Pergantian ini berawal atas usulan warga Desa Tambangan Tonga. Mereka meminta pihak kecamatan melakukan pergantian Pjs Kepala Desa, karena dianggap kurang merespon kegiatan-kegiatan sosial di masyarakat. Setelah melakukan evaluasi dan penelusuran akhirnya pihak kecamatan menyetujui usulan itu.
“Ini Pjs (Pejabat sementara) bukan pejabat defenitif. Jadi kalau kita menempatkan ASN yang tidak bisa menyesuaikan diri dengan masyarakat, usulan itu sangat layak meski pergantiannya di tengah jalan,” kata Camat Tambangan, Enda Mora Lubis, kepada LintasMedan, Kamis (7/10).
Namun disinggung usulan tersebut apakah juga ada keterkaitannya dengan Dana Desa (DD) atau Alokasi Dana Desa (ADD), Dia menyebutkan jika dugaan-dugaan itu ada maka pihak yang berkompetenlah yang melakukan evaluasi dan penyelesaiannya.

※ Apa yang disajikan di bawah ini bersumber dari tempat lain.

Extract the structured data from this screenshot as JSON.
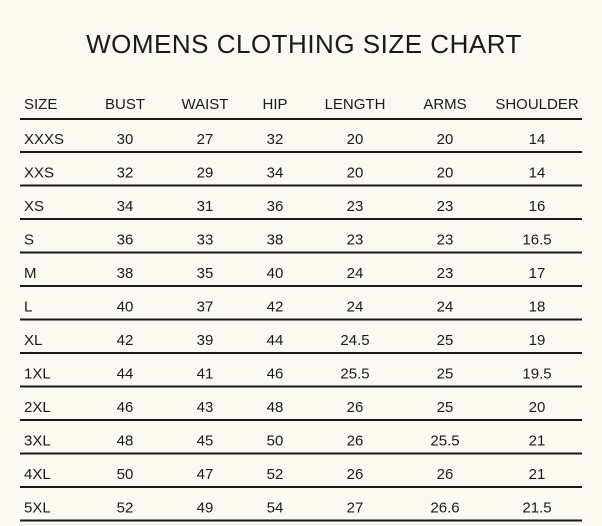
{
  "header": {
    "title": "WOMENS  CLOTHING SIZE CHART"
  },
  "table": {
    "columns": [
      "SIZE",
      "BUST",
      "WAIST",
      "HIP",
      "LENGTH",
      "ARMS",
      "SHOULDER"
    ],
    "rows": [
      [
        "XXXS",
        30,
        27,
        32,
        20,
        20,
        14
      ],
      [
        "XXS",
        32,
        29,
        34,
        20,
        20,
        14
      ],
      [
        "XS",
        34,
        31,
        36,
        23,
        23,
        16
      ],
      [
        "S",
        36,
        33,
        38,
        23,
        23,
        16.5
      ],
      [
        "M",
        38,
        35,
        40,
        24,
        23,
        17
      ],
      [
        "L",
        40,
        37,
        42,
        24,
        24,
        18
      ],
      [
        "XL",
        42,
        39,
        44,
        24.5,
        25,
        19
      ],
      [
        "1XL",
        44,
        41,
        46,
        25.5,
        25,
        19.5
      ],
      [
        "2XL",
        46,
        43,
        48,
        26,
        25,
        20
      ],
      [
        "3XL",
        48,
        45,
        50,
        26,
        25.5,
        21
      ],
      [
        "4XL",
        50,
        47,
        52,
        26,
        26,
        21
      ],
      [
        "5XL",
        52,
        49,
        54,
        27,
        26.6,
        21.5
      ]
    ]
  }
}
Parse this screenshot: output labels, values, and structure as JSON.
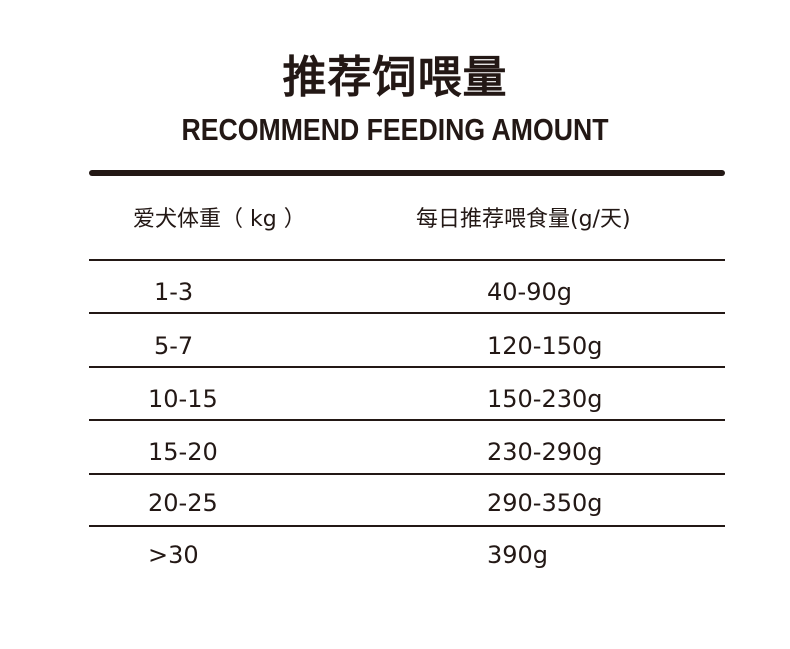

Proses pergantian ini berlangsung di Madrasah Diniyah Awaliyah Al Falah, disaksikan para tokoh masyarakat, Badan Permusyawaratan Desa (BPD) dan unsur masyarakat lainnya di Desa Tambangan Tonga, juga termasuk aparatur Pemkab Madina.
“Pjs Kades yang baru dan BPD harus saling bersinergi dan transparan. Karena dari permasalahan yang muncul akan bermuara ke masyarakat,” pesan Muslih Lubis, Kasi Pemberdayaan Masyarakat dan Desa (PMD) Pemkab Madina yang juga hadir dalam rapat itu.
Sementara Tokoh masyarakat, Marwan dan Ketua BPD Sofwan Rizki, usai musyawarah ini berharap agar Pjs yang baru diganti lebih memperhatikan kepentingan masyarakat Desa Tambangan Tonga.